Playgrounds have been my lifesaver as a new parent. They are just such a great way to have a play date without having to clean your house or spend any money! We’ve been taking B to them since she started crawling. But most importantly I love playgrounds for the language and social skills learning opportunities they allow. Below I will break down expectations and a few ways to encourage language and social skill development by Age with Play Stage (not sure what this is? Read more about it HERE).

Photo by cottonbro on Pexels.com


Up to age 2-2 1/2 your child is in the solitary play stage. This means they really only play by themselves and are relatively unaware of others.

3 Ways to Use the Playground:

  • Teach the Vocabulary- objects AND verbs!
  • Call attention to peers doing the same thing (Look! She’s swinging just like you)
  • Model joining YOUR CHILD in play (e.g. “I want to slide with you!” Or “Can we play Hide and Seek?”)

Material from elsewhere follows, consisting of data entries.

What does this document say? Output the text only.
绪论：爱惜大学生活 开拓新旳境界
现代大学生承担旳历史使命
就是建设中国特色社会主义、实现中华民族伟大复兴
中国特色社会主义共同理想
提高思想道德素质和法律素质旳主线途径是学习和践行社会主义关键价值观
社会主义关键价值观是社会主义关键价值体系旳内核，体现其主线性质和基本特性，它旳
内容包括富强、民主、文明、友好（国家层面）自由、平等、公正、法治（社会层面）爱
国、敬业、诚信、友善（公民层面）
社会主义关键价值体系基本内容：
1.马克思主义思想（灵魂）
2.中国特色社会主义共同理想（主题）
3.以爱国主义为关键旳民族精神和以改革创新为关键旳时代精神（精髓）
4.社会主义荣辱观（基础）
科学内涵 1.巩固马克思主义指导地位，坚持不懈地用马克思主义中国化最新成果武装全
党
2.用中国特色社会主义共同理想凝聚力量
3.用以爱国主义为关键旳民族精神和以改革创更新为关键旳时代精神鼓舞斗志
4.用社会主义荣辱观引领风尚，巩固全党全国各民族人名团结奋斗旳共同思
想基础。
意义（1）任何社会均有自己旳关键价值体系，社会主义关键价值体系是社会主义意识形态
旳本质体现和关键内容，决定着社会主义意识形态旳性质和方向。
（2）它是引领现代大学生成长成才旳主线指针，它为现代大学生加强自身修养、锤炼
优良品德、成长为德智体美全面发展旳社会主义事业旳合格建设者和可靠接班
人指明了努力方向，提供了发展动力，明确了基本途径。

At the end of this stage you want them to have the vocabulary of the playground AND the confidence to do most of the playground equipment independently. You’ve also spent a lot of time “pre-teaching” words to use with peers to initiate/join in play and share toys.

Is your child just beginning to talk? Check out my post on backyard/playground vocabulary activity ideas!


Around the age of 2 1/2-3 you will likely notice your child beginning to play next to other children in the same activity. On the playground this often shows up as running with the other kids in a game of chase (although the other kids may have no idea your child is playing with them!) or wanting to swing the same way as the child in the next swing.

3 Ways to Use the Playground to Support:

◦ Pay attention to what their observing and narrate- include ways they could ask to join in on the fun

◦ Step back and watch- remember you’re not expecting them to play with the other kids. It will be more like your child copying them. Allowing them to explore on their own increases the likelihood of them venturing to other kids.

◦ Facilitate turn taking and problem solving when needed. Use consistent, age appropriate vocabulary to help them practice speaking up for themselves (“my turn” “I need a break”, “Can I go next?”, etc.)


Your child will enter the final play stage by the time they turn 5. Around 3 1/2-4 they with start sharing and taking about play. And by ~4 1/2 they will actually be able to truly play with other children while having the same goal. This may look like the playground being a lava field or all of the kids running around pretending to be chasing pirates, etc.!

3 Ways to Use the Playground Support:

◦ Facilitate playground games like Tag, Hide n’ Seek, Red Light Green Light or model pretend play.

◦ Verbalize the “play plan” they are doing. If they go and do their own thing after a few min encourage them to join their friend again or ask the friend to join them.

◦ Give them room/time to problem solve before jumping in to their rescue! Remember you spent the year before modeling and teaching them the vocabulary and problems solving skills needed to start playing with peers.

Playgrounds truly are one of the best ways to teach the foundational skills to build friendships. Take advantage of the free, kid-filled space to build on their joint attention, vocabulary, turn taking skills, play/conversation initiation and maintenance, problem solving skills, and simple perspective taking.